Nancy Prager is a strategic advisor at the UN and works with the US Government on international human rights issues. Specifically, Prager specializes in anti-trafficking work, serving on many humanitarian boards both in the US and internationally. She is also an artist who is having a solo exhibition at Kate Oh Gallery. Her expressionist works feature anatomical suggestions and an outcast array of figurative elements: a suggestion of a hand, a limb, or an outline of a head can faintly be made out in her works. Prager’s background and work in this specific sector of human rights is, in fact, continuous and homomorphic, insofar as the trauma wrapping human trafficking is made explicit in Prager’s work—which the artist notes is, indeed, related to her work on human trafficking.
This topic would be difficult for any artist to approach, particularly one who does not have the professional and empirical insights that Prager, given her background, wields. It would in fact, be arguably an inappropriate topic for many artists, whose knowledge about human trafficking may be circumscribed only to true crime documentaries and sparse articles about the better-known traffickers (e.g., Ghislaine Maxwell, Jeffrey Epstein, Jean-Luc Brunel). Perhaps the sole two exceptions would be: 1) someone who has experienced trafficking/sexual/violent abuse, such as artist Maria Farmer; or 2) someone with direct insights, who has prudently studied the literature and involves themselves in this field, such as Prager.
For those of us non-specialists, when we read about human trafficking in the newspapers or hear stories of it on podcasts, this is indeed illuminating. Such media consumption often begins to unveil the structural elements bolstering this horrific endeavor— which all of us know is operational but few of us see or deal with directly—yet few of us know the names, faces, or make-up of the victims and the myriad trafficking operations across the world; Prager wields this background, sporting remarkable accolades such as the “la Grande Prix Humanitaire de France” medal, awarded by the French Government. Thus, it is only appropriate that she takes up this endeavor. The artist also received a BA from Cooper Union, and has been exhibiting her paintings since the 1970s in galleries and museums around the globe. Thus, she has a background in both the arts and in humanitarian policy, making her adept at approaching a subject that would be inappropriate—insofar as the result would be the product of intuitions rather than erudition—for most of us to confront.
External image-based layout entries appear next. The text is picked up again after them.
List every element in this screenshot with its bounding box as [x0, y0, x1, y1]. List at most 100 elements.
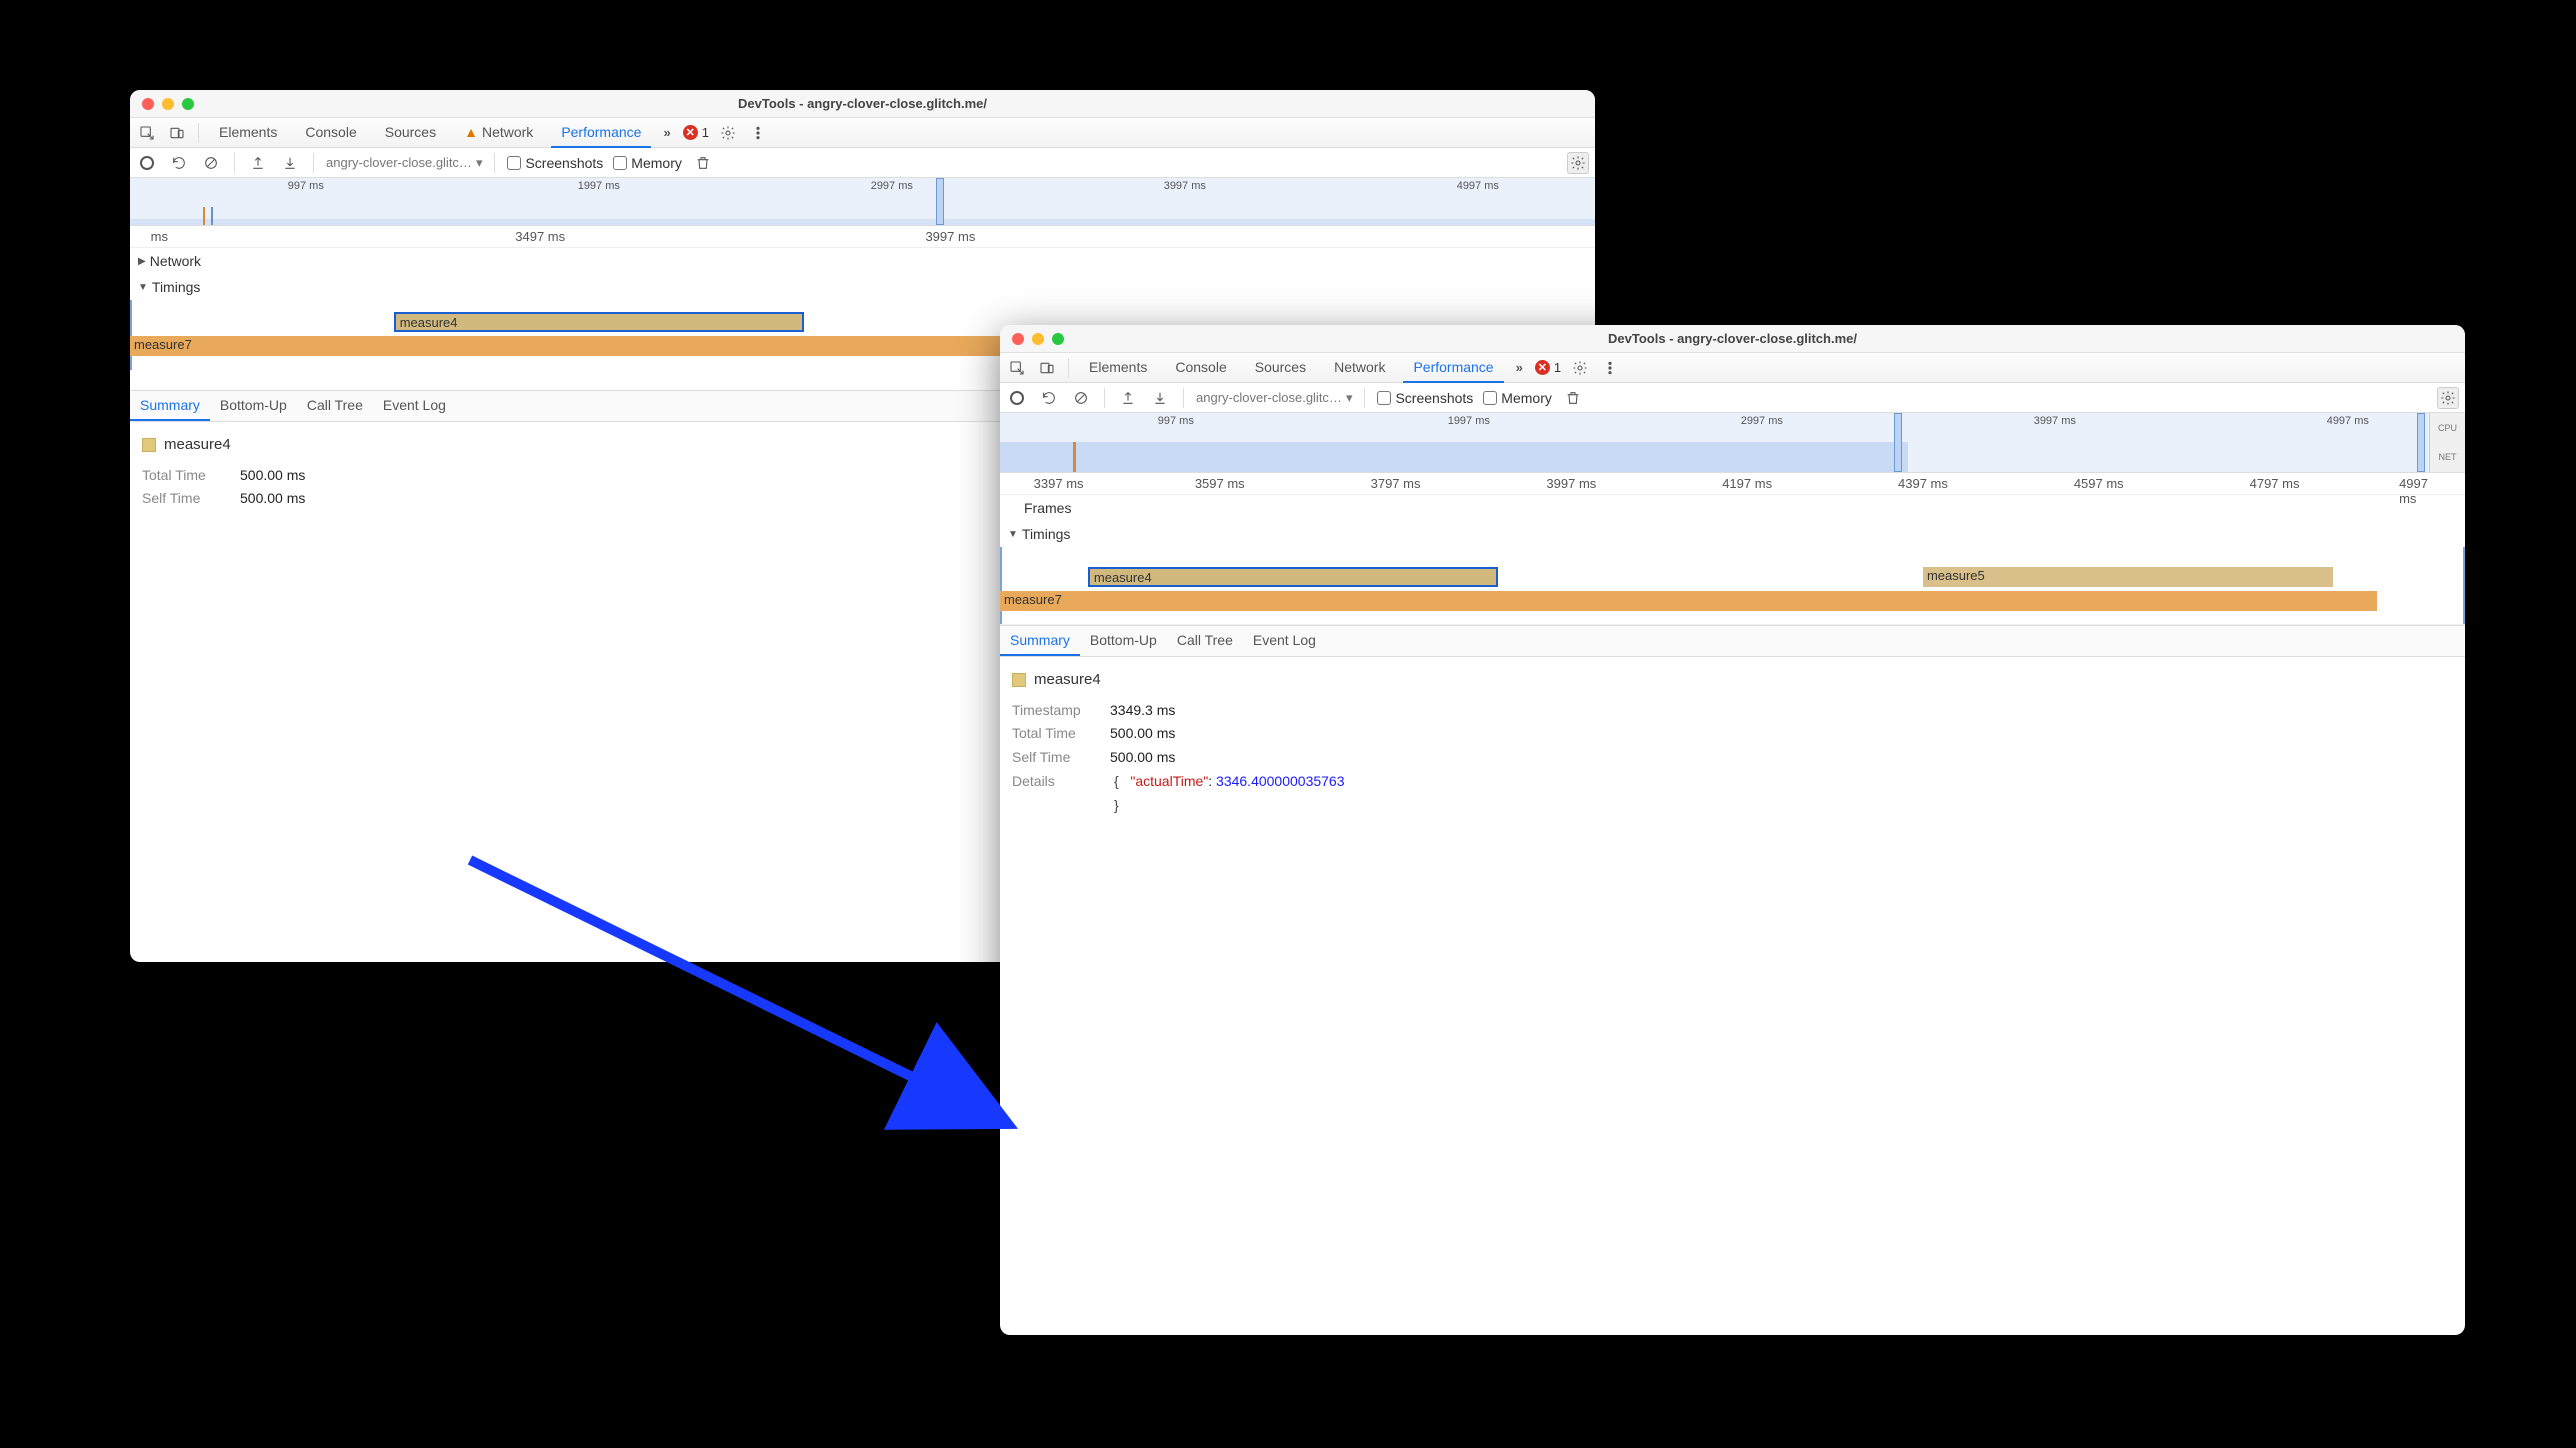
flame-bar-measure7[interactable]: measure7 [1000, 591, 2377, 611]
traffic-lights[interactable] [142, 98, 194, 110]
tab-bottom-up[interactable]: Bottom-Up [210, 391, 297, 421]
overview-handle-left[interactable] [936, 178, 944, 225]
trash-icon[interactable] [1562, 387, 1584, 409]
timeline-overview[interactable]: 997 ms 1997 ms 2997 ms 3997 ms 4997 ms [130, 178, 1595, 226]
record-button[interactable] [1006, 387, 1028, 409]
device-toggle-icon[interactable] [1036, 357, 1058, 379]
upload-icon[interactable] [1117, 387, 1139, 409]
clear-icon[interactable] [1070, 387, 1092, 409]
ruler-tick: ms [151, 229, 168, 244]
collapse-icon: ▼ [1008, 529, 1018, 540]
overview-handle-left[interactable] [1894, 413, 1902, 472]
flame-bar-measure4[interactable]: measure4 [1088, 567, 1498, 587]
ruler-tick: 4597 ms [2074, 476, 2124, 491]
minimize-icon[interactable] [162, 98, 174, 110]
chevron-down-icon: ▾ [1346, 390, 1353, 406]
perf-toolbar: angry-clover-close.glitc…▾ Screenshots M… [1000, 383, 2465, 413]
timestamp-label: Timestamp [1012, 699, 1098, 723]
clear-icon[interactable] [200, 152, 222, 174]
maximize-icon[interactable] [1052, 333, 1064, 345]
kebab-menu-icon[interactable] [1599, 357, 1621, 379]
ruler-tick: 3997 ms [925, 229, 975, 244]
reload-icon[interactable] [1038, 387, 1060, 409]
timeline-overview[interactable]: 997 ms 1997 ms 2997 ms 3997 ms 4997 ms C… [1000, 413, 2465, 473]
tab-summary[interactable]: Summary [130, 391, 210, 421]
total-time-value: 500.00 ms [1110, 722, 1175, 746]
settings-gear-icon[interactable] [1569, 357, 1591, 379]
tab-network[interactable]: Network [1324, 353, 1395, 383]
window-title: DevTools - angry-clover-close.glitch.me/ [1000, 331, 2465, 346]
selected-name: measure4 [1034, 667, 1101, 693]
close-icon[interactable] [142, 98, 154, 110]
tab-summary[interactable]: Summary [1000, 626, 1080, 656]
track-frames[interactable]: Frames [1000, 495, 2465, 521]
close-icon[interactable] [1012, 333, 1024, 345]
maximize-icon[interactable] [182, 98, 194, 110]
capture-settings-gear-icon[interactable] [2437, 387, 2459, 409]
tab-bottom-up[interactable]: Bottom-Up [1080, 626, 1167, 656]
download-icon[interactable] [1149, 387, 1171, 409]
device-toggle-icon[interactable] [166, 122, 188, 144]
tab-performance[interactable]: Performance [551, 118, 651, 148]
selected-name: measure4 [164, 432, 231, 458]
flame-bar-measure4[interactable]: measure4 [394, 312, 804, 332]
tab-sources[interactable]: Sources [1245, 353, 1316, 383]
track-timings[interactable]: ▼Timings [1000, 521, 2465, 547]
upload-icon[interactable] [247, 152, 269, 174]
tab-network[interactable]: ▲Network [454, 118, 543, 148]
trash-icon[interactable] [692, 152, 714, 174]
divider [198, 123, 199, 143]
tab-console[interactable]: Console [295, 118, 366, 148]
ruler-tick: 3797 ms [1371, 476, 1421, 491]
divider [1364, 388, 1365, 408]
memory-checkbox[interactable]: Memory [613, 155, 682, 171]
tab-event-log[interactable]: Event Log [1243, 626, 1326, 656]
tab-sources[interactable]: Sources [375, 118, 446, 148]
window-title: DevTools - angry-clover-close.glitch.me/ [130, 96, 1595, 111]
track-network[interactable]: ▶Network [130, 248, 1595, 274]
screenshots-checkbox[interactable]: Screenshots [507, 155, 603, 171]
capture-settings-gear-icon[interactable] [1567, 152, 1589, 174]
screenshots-checkbox[interactable]: Screenshots [1377, 390, 1473, 406]
tab-elements[interactable]: Elements [209, 118, 287, 148]
memory-checkbox[interactable]: Memory [1483, 390, 1552, 406]
titlebar[interactable]: DevTools - angry-clover-close.glitch.me/ [130, 90, 1595, 118]
flame-chart[interactable]: measure4 measure5 measure7 [1000, 547, 2465, 625]
url-selector[interactable]: angry-clover-close.glitc…▾ [326, 155, 482, 171]
settings-gear-icon[interactable] [717, 122, 739, 144]
record-button[interactable] [136, 152, 158, 174]
url-selector[interactable]: angry-clover-close.glitc…▾ [1196, 390, 1352, 406]
track-timings[interactable]: ▼Timings [130, 274, 1595, 300]
overview-tick: 2997 ms [1741, 415, 1783, 427]
tab-elements[interactable]: Elements [1079, 353, 1157, 383]
kebab-menu-icon[interactable] [747, 122, 769, 144]
cpu-label: CPU [2438, 423, 2457, 433]
error-badge[interactable]: ✕1 [683, 125, 709, 140]
flame-ruler[interactable]: 3397 ms 3597 ms 3797 ms 3997 ms 4197 ms … [1000, 473, 2465, 495]
tab-console[interactable]: Console [1165, 353, 1236, 383]
divider [1104, 388, 1105, 408]
selection-edge [2463, 547, 2465, 624]
inspect-icon[interactable] [1006, 357, 1028, 379]
tab-call-tree[interactable]: Call Tree [1167, 626, 1243, 656]
titlebar[interactable]: DevTools - angry-clover-close.glitch.me/ [1000, 325, 2465, 353]
net-label: NET [2439, 452, 2457, 462]
ruler-tick: 3497 ms [515, 229, 565, 244]
selection-edge [130, 300, 132, 370]
perf-toolbar: angry-clover-close.glitc…▾ Screenshots M… [130, 148, 1595, 178]
download-icon[interactable] [279, 152, 301, 174]
error-badge[interactable]: ✕1 [1535, 360, 1561, 375]
reload-icon[interactable] [168, 152, 190, 174]
minimize-icon[interactable] [1032, 333, 1044, 345]
flame-bar-measure5[interactable]: measure5 [1923, 567, 2333, 587]
flame-ruler[interactable]: ms 3497 ms 3997 ms [130, 226, 1595, 248]
tab-performance[interactable]: Performance [1403, 353, 1503, 383]
overview-handle-right[interactable] [2417, 413, 2425, 472]
tab-call-tree[interactable]: Call Tree [297, 391, 373, 421]
tab-event-log[interactable]: Event Log [373, 391, 456, 421]
inspect-icon[interactable] [136, 122, 158, 144]
total-time-value: 500.00 ms [240, 464, 305, 488]
more-tabs-icon[interactable]: » [659, 125, 674, 140]
more-tabs-icon[interactable]: » [1512, 360, 1527, 375]
traffic-lights[interactable] [1012, 333, 1064, 345]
There is, then, the question of Prager’s aesthetic style. The artist has a penchant for abstraction. Is this an ethically-informed choice? Indeed, to depict scenes of trafficking abuse, or even those of victims in stages of their recovery, with figurative vim would be disconcerting to many—albeit whether this ought to concern the artist or not is a distinct issue; indeed, I am not convinced that disconcerting art of this genre ought to be censored, provided there is an adequate argument as to the instrumental value of the displeasure of viewing such works. (Notably, such figurative realism on this subject would also be further disconcerting to those who may be victims of sexual abuse.) Separately, the world of veridical representation forgoes the emotional, phenomenological truth that primes this issue. Indeed, this is why artists ranging from Toulouse-Lautrec to Beauford Delaney have diverged from naturalist scenes and figurative studies. Prager’s penchant for abstraction is dually-armed.
The paintings, themselves, are enthralling. The background fields are distinct from a Hans Hoffman or any abstract artist working with geometrical patterns. Instead, there are willowing, soft wisps and tuffets of creamy-white and golden yellow that populate and pour. This pooling myriad of fragmented parts includes patched slivers of prismatic kind: verdant and frost-bitten blue, streaks of blood orange. Expressionistically executed, these paintings proffer hoary golden-white streak-bitten drips that flood over the canvas. In one notable piece, a pink calf muscle strikes out. Following it, we rise to the backside of a thigh and buttocks—the outline of feet flow in and disappear with the streak-struck background. In another, an anonymous, ageless, sexless skull outline and an upturned foot can be made out. Given the artist’s background and her noting that her art practice is, in fact, informed by this background, Prager’s figurative elements can readily be read as those of anonymous bodies that compose the cast of victims of trafficking.
That these are beautiful paintings belies her representational content, for what these paintings pick out and express in the world is a genuine horror. The descriptive content of it is difficult to even write about, let alone paint. Prager is likely less prone to such bewilderments, given the tenacity and firmness her position requires. Granted, we have no reason to think that these are scenes of occurrent trafficking—they may be abstractions of scenes from therapy sessions or just survivors navigating the annals of the world. Nevertheless, they are framed by the circuitous latticework of human trafficking, anchoring these works in a harrowing reality. This reality is one that ought to be expressed in art, but only by those who can do it, and the subject, justice. Prager is that artist.